The National Association of Realtors said Thursday that sales rose 5.9 per cent to a seasonally adjusted annual rate of 5.04 million in November. That's up from 4.76 million in October.
Traders also took in news that IntercontinentalExchange Inc. has signed a friendly agreement to buy NYSE Euronext for about $8.2 billion in cash and stock, a deal that would create an industry giant that includes the New York Stock Exchange and other securities markets.

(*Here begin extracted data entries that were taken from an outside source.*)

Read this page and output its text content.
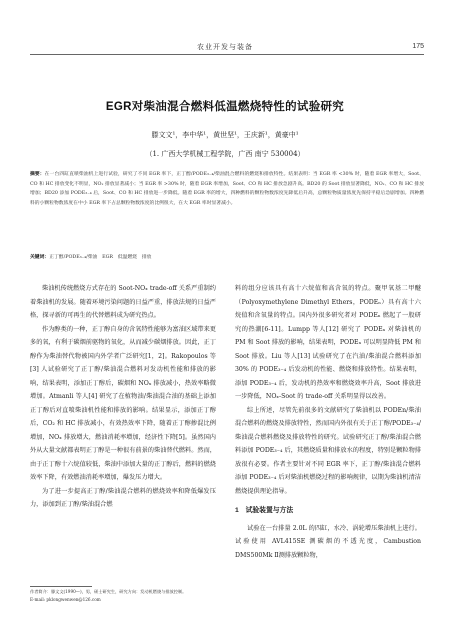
农业开发与装备	175
EGR对柴油混合燃料低温燃烧特性的试验研究
滕文文¹，李中华¹，黄世坚¹，王庆新¹，黄豪中¹
（1. 广西大学机械工程学院，广西 南宁 530004）
摘要：在一台四缸直喷柴油机上进行试验，研究了不同 EGR 率下，正丁醇/PODE₃₋₄/柴油混合燃料的燃烧和排放特性。结果表明：当 EGR 率 <30% 时，随着 EGR 率增大，Soot、CO 和 HC 排放变化不明显，NOₓ 排放显著减小；当 EGR 率 >30% 时，随着 EGR 率增加，Soot、CO 和 HC 排放急剧升高。BD20 的 Soot 排放显著降低，NOₓ、CO 和 HC 排放增加；BD20 添加 PODE₃₋₄ 后，Soot、CO 和 HC 排放进一步降低。随着 EGR 率的增大，四种燃料的颗粒物数浓度先降低后升高，总颗粒物质量浓度先保持平稳后急剧增加。四种燃料的小颗粒物数浓度在中小 EGR 率下占总颗粒物数浓度的比例很大，在大 EGR 率时显著减小。
关键词：正丁醇/PODE₃₋₄/柴油　EGR　低温燃烧　排放

柴油机传统燃烧方式存在的 Soot-NOₓ trade-off 关系严重制约着柴油机的发展。随着环境污染问题的日益严重，排放法规的日益严格，探寻新的可再生的代替燃料成为研究热点。

作为醇类的一种，正丁醇自身的含氧特性能够为富油区域带来更多的氧，有利于碳烟前驱物的氧化，从而减少碳烟排放。因此，正丁醇作为柴油替代物被国内外学者广泛研究[1，2]。Rakopoulos 等[3] 人试验研究了正丁醇/柴油混合燃料对发动机性能和排放的影响，结果表明，添加正丁醇后，碳烟和 NOₓ 排放减小，热效率略微增加。Atmanli 等人[4] 研究了在植物油/柴油混合油的基础上添加正丁醇后对直喷柴油机性能和排放的影响。结果显示，添加正丁醇后，CO₂ 和 HC 排放减小，有效热效率下降，随着正丁醇掺混比例增加，NOₓ 排放增大，燃油消耗率增加，经济性下降[5]。虽然国内外从大量文献都表明正丁醇是一种很有前景的柴油替代燃料。然而，由于正丁醇十六烷值较低，柴油中添加大量的正丁醇后，燃料的燃烧效率下降，有效燃油消耗率增加，爆发压力增大。

为了进一步提高正丁醇/柴油混合燃料的燃烧效率和降低爆发压力，添加到正丁醇/柴油混合燃

料的组分应该具有高十六烷值和高含氧的特点。聚甲氧基二甲醚（Polyoxymethylene Dimethyl Ethers，PODEₙ）具有高十六烷值和含氧量的特点。国内外很多研究者对 PODEₙ 燃起了一股研究的热潮[6-11]。Lumpp 等人[12] 研究了 PODEₙ 对柴油机的 PM 和 Soot 排放的影响，结果表明，PODEₙ 可以明显降低 PM 和 Soot 排放。Liu 等人[13] 试验研究了在汽油/柴油混合燃料添加 30% 的 PODE₃₋₄ 后发动机的性能、燃烧和排放特性。结果表明，添加 PODE₃₋₄ 后，发动机的热效率和燃烧效率升高，Soot 排放进一步降低，NOₓ-Soot 的 trade-off 关系明显得以改善。

综上所述，尽管先前很多的文献研究了柴油机以 PODEn/柴油混合燃料的燃烧及排放特性，然而国内外很有关于正丁醇/PODE₃₋₄/柴油混合燃料燃烧及排放特性的研究。试验研究正丁醇/柴油混合燃料添加 PODE₃₋₄ 后，其燃烧质量和排放水的程度，特别是颗粒物排放很有必要。作者主要针对不同 EGR 率下，正丁醇/柴油混合燃料添加 PODE₃₋₄ 后对柴油机燃烧过程的影响规律，以期为柴油机清洁燃烧提供理论指导。

1　试验装置与方法

试验在一台排量 2.0L 的四缸，水冷、涡轮增压柴油机上进行。试验使用 AVL415SE 测碳烟的不透光度，Cambustion DMS500Mk Ⅱ测排放颗粒物，

作者简介：滕文文(1990—)，男，硕士研究生，研究方向：发动机燃烧与排放控制。
E-mail: pklongwenwen@126.com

In Canadian corporate news, Bombardier Inc. (TSX:BBD.B) has a firm deal to sell at least 10 of its new CSeries passenger jets to AirBaltic, which has an option to buy an additional 10 planes. The Latvian airline's firm order has a list value of US$764 million. The deal could be worth up to US$1.57 billion if AirBaltic fully exercises options to buy an additional 10 Bombardier CS300s.
It's the second major announcement regarding the new-generation CSeries planes by the Montreal-based aerospace company this week. Bombardier said Thursday that an unidentified airline based in the Americas had signed a letter of intent to buy 12 to 30 CSeries planes, worth up to US$2.08 billion. Shares added 11 cents to $3.68.